7.              M.________ a par ailleurs déposé en Tunisie, le 2 janvier 2012, une plainte pénale contre son époux pour non-paiement de la pension alimentaire à laquelle il avait été astreint selon jugement du Tribunal cantonal de Sousse à l'audience du 13 octobre 2008. Selon B.________, celui-ci aurait même fait trois jours de prison.

 

 

D.              A l'appui de son appel, B.________ a produit une requête du 28 février 2012, traduite de l'arabe en français, selon laquelle il a fait appel d'un jugement correctionnel du 23 février 2012 le condamnant à un an d'emprisonnement et admettant la recevabilité de l'action civile dirigée contre lui.

 

              Il a également produit une pièce, traduite en français, l'assignant à comparaître le 23 février 2012 devant le Tribunal cantonal de Sousse 2, Affaire des pensions alimentaires, dans une cause introduite le 18 février 2012 ayant pour objet la réduction de la pension alimentaire fixée par le Tribunal cantonal de Sousse le 13 octobre 2008 et confirmée le 19 mars 2009 par le Tribunal de première instance de Sousse.
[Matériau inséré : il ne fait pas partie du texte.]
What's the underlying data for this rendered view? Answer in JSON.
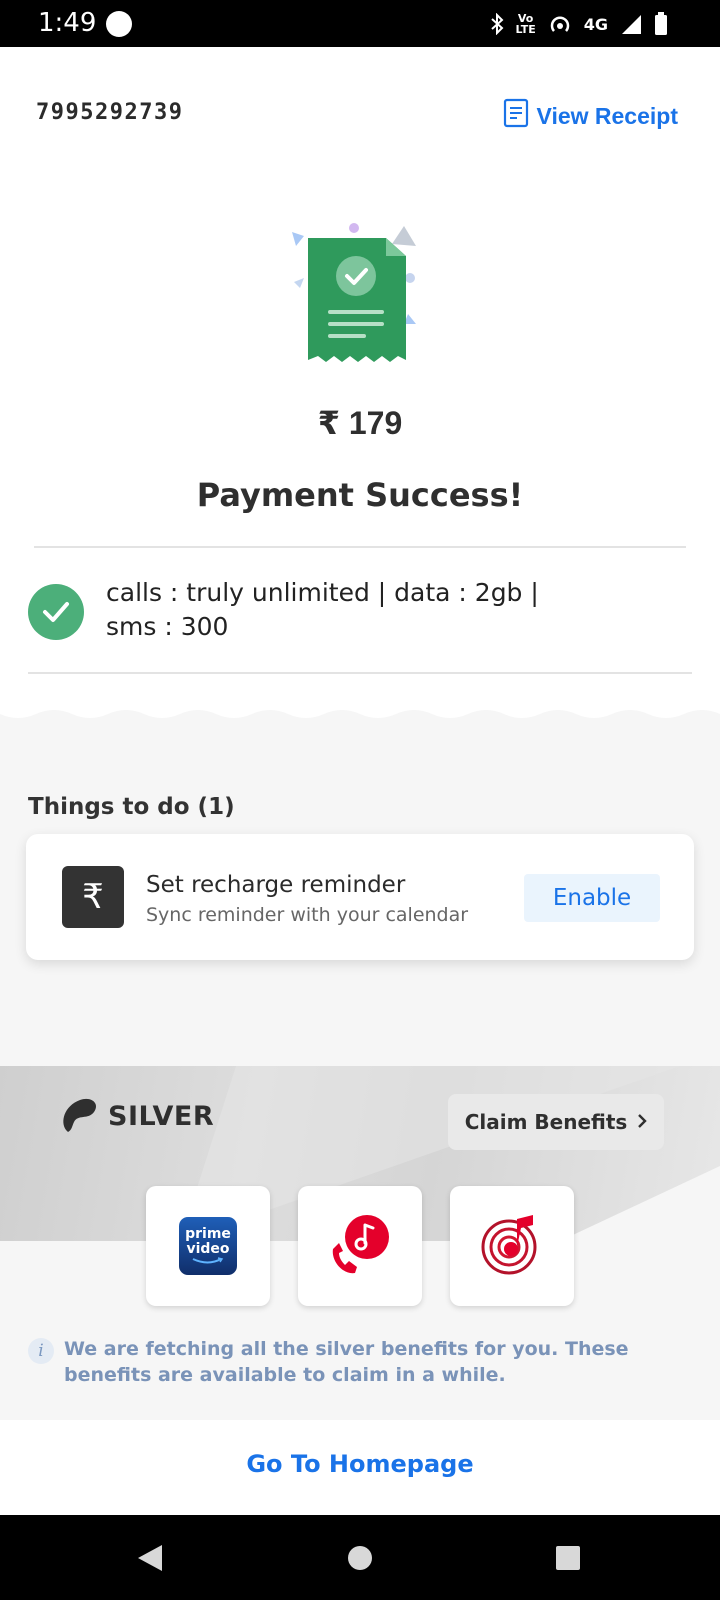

Cette assignation énonce en particulier qu'aucun des époux ne travaille et "que l'un d'eux (le requérant) perçoit une prime de cotisation sociale de l'ordre de 2400 francs suisses, et qu'elle perçoit 2300 francs suisses équivalent à 3500 dinars par mois, elle a reconnu ce fait devant Monsieur le procureur de la République auprès du tribunal de première instance de Sousse 2 en date du 04/01/2012 lors de l'audience bureautique tenue pour l'audition des parties à l'occasion de la plainte déposée par la partie adverse […]".

             

 

 

              En droit :

 

1.

1.1               L'appel est recevable contre les ordonnances de mesures protectrices de l'union conjugale, qui doivent être considérées comme des décisions provisionnelles au sens de l'art. 308 al. 1 let. b CPC (Code de procédure civile du 19 décembre 2008; RS 272; Tappy, Les voies de droit du nouveau Code de procédure civile, JT 2010 III 121), dans les causes non patrimoniales ou dont la valeur litigieuse au dernier état des conclusions devant l’autorité inférieure est supérieure à 10'000 fr. (art. 308 al. 2 CPC).

 

              Les prononcés de mesures protectrices étant régis par la procédure sommaire, selon les art. 248 let. d et 271 CPC par renvoi de l'art. 276 CPC, le délai pour l'introduction de l’appel est de dix jours (art. 314 al. 1 CPC).

 

1.2              En l’espèce, formé en temps utile par une partie qui y a intérêt (art. 59 al. 2 let. a CPC) et portant sur une cause non patrimoniale, le présent appel est recevable.

 

              Un membre de la Cour d’appel civile statue comme juge unique sur les appels formés contre les décisions sur mesures provisionnelles et sur mesures protectrices de l’union conjugale (art. 84 al. 2 LOJV [Loi d'organisation judiciaire du 12 décembre 1979; RS 173.01]).

 

 

2.

2.1              L'appel peut être formé pour violation du droit ou pour constatation inexacte des faits (art. 310 CPC). L'autorité d'appel peut revoir l'ensemble du droit applicable, y compris les questions d'opportunité ou d'appréciation laissées par la loi à la décision du juge, et doit le cas échéant appliquer le droit d'office conformément au principe général de l'art. 57 CPC (Tappy, Les voies de droit du nouveau Code de procédure civile, JT 2010 III 134). Elle peut revoir librement l'appréciation des faits sur la base des preuves administrées en première instance (Tappy, ibid. p. 135). Le large pouvoir d'examen en fait et en droit ainsi défini s'applique même si la décision attaquée est de nature provisionnelle (JT 2011 III 43 c. 2).

 

2.2              En application de l'art. 317 al. 1er CPC, les faits et moyens de preuve nouveaux ne sont pris en compte que si deux conditions cumulatives sont  réalisées: ils sont invoqués ou produits sans retard (let. a) et ils ne pouvaient être invoqués ou produits devant la première instance bien que la partie qui s'en prévaut ait fait preuve de la diligence requise (let. b). S'agissant de cette deuxième condition, il incombe au plaideur de démontrer qu'il a fait preuve de la diligence requise (Jeandin, CPC commenté, 2011, n. 7 ad art. 317).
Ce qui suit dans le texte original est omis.